Hadoop

Advanced Analytics Reference Architecture

 

Building data platforms and deliverying advanced analytical services in the new age of data intelligence can be a daunting task. It’s not really helping with all the tools and methodologies that we know we can use. Therefore, a reference architecture is needed to provide guidelines for the process design and best practices for advanced analytics, so we can not only meet the business requirement, but also bring more value to the business.

1. Architectural Guidance

  • The architecture should cover all building blocks including the following: Data Infrastructure, Data Engineering, Traditional Business Intelligence, and Advanced Analytics. Within Advanced Analytics, we should include machine learning, deep learning, data science, predictive analytics, and the operationalization of models.
  • One of the first steps should be finding the gaps between current infrastructure, tools, technologies and the end state environment.
  • We need to create a unified approach to both structured and unstructured data. It’s perfectly fine to maintain two different environments for structured and unstructured data, although both systems will look more and more close to each other.
  • Rome is not built in one night. We need to first build a road map, with budget in mind, on how the organization can get to the end state, adept and/or pivot whenever needed along the way.

2. Best Practices

  • There is never one best solution for all. A different scenario will have its very own best approach. However, we can create standard approaches for different categories. Creating best practices for different categories or industries and make them options, it is by itself a best practice.
  • Things we need to consider when suggesting a best practice includes company size, current infrastructure, skillsets of existing IT personnel.

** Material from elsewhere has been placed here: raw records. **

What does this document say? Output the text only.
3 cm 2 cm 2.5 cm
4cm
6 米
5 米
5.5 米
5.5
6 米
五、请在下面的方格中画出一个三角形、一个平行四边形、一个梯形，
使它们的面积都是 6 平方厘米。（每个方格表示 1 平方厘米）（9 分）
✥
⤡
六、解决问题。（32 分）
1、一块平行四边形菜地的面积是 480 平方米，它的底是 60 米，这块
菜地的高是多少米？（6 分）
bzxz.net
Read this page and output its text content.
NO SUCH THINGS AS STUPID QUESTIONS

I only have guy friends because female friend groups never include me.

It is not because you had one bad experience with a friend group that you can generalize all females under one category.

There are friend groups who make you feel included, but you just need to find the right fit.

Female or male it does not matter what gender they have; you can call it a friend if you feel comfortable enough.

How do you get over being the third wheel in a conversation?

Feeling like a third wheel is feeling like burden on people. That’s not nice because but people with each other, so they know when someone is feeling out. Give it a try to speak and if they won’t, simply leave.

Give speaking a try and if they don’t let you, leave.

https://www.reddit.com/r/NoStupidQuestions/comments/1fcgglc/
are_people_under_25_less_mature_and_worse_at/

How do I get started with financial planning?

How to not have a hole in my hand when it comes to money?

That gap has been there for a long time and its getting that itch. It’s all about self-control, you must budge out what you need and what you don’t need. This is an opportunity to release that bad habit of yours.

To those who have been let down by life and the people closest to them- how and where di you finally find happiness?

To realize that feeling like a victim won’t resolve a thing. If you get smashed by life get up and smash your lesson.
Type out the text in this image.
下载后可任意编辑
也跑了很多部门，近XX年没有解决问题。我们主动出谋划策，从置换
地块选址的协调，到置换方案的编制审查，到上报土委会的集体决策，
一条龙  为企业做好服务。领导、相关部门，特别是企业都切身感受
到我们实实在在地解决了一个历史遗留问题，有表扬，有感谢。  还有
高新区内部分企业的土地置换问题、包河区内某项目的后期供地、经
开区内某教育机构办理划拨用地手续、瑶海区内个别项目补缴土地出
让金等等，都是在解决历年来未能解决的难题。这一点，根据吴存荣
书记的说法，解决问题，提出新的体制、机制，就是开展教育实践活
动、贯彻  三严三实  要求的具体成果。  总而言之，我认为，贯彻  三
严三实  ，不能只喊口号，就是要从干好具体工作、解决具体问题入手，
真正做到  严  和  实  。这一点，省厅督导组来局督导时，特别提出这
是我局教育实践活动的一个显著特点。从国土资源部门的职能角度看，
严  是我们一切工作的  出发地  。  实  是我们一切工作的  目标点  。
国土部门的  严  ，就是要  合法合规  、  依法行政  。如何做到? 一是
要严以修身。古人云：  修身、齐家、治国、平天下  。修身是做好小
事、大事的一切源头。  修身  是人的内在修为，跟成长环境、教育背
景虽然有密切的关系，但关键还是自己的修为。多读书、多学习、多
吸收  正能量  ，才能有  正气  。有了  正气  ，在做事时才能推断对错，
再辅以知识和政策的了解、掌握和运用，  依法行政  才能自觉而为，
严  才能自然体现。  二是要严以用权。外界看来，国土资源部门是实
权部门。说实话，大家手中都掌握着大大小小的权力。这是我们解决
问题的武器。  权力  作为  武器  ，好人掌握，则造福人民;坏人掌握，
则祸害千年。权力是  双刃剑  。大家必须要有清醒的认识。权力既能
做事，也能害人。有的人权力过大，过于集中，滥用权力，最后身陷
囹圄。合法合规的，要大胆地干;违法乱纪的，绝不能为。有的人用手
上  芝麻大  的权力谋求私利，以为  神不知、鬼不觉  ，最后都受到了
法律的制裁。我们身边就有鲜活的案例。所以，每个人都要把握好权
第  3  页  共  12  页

3. Framework for Solutions.

  • A reference architecture for Advanced Analytics is depicted in the following diagram. On the bottom of the picture are the data sources, divided into structured and unstructured categories. Structured data are mostly operational data from existing ERP, CRM, Accounting, and any other systems that create the transactions for the business. They are handled by relational databases RDBMS such as Oracle, Teradata, and MS SqlServer. The RDBMS can be used as the backend for applications which produce these transactions, and they are called OLTP – online transactional processing system. Periodically the transactional data will be copied over to data stores for analytical and reporting purpose. These data stores are also built on RDBMS, and they are called OLAP – online analytcal processing sytem. On top of data warehouse is business intelligence and data visualization. We have quite a few powerful tools to support this capability.
  • On the right side, where the unstructured data is processed, that’s the big data world. Just as for structured data, there is a variety of tools that we can use for ETL (Extract-Transform-Load) of the data into selected data platforms, which include Hadoop, NoSQL, and all those cloud based storage systems. Data is ingested into these filesystem based data stores, and is then processed by multiple analytical tools. The analytical results are either fed to the data visualization tools, or operationalized by APIs created using all kinds of technology.
  • Demanding for streaming process is also growing tremendously, which requires real-time or near real-time analytics of vast amount of data to identify treads, find anomalies, and predict results. A few tools that can be used in this category is recommended.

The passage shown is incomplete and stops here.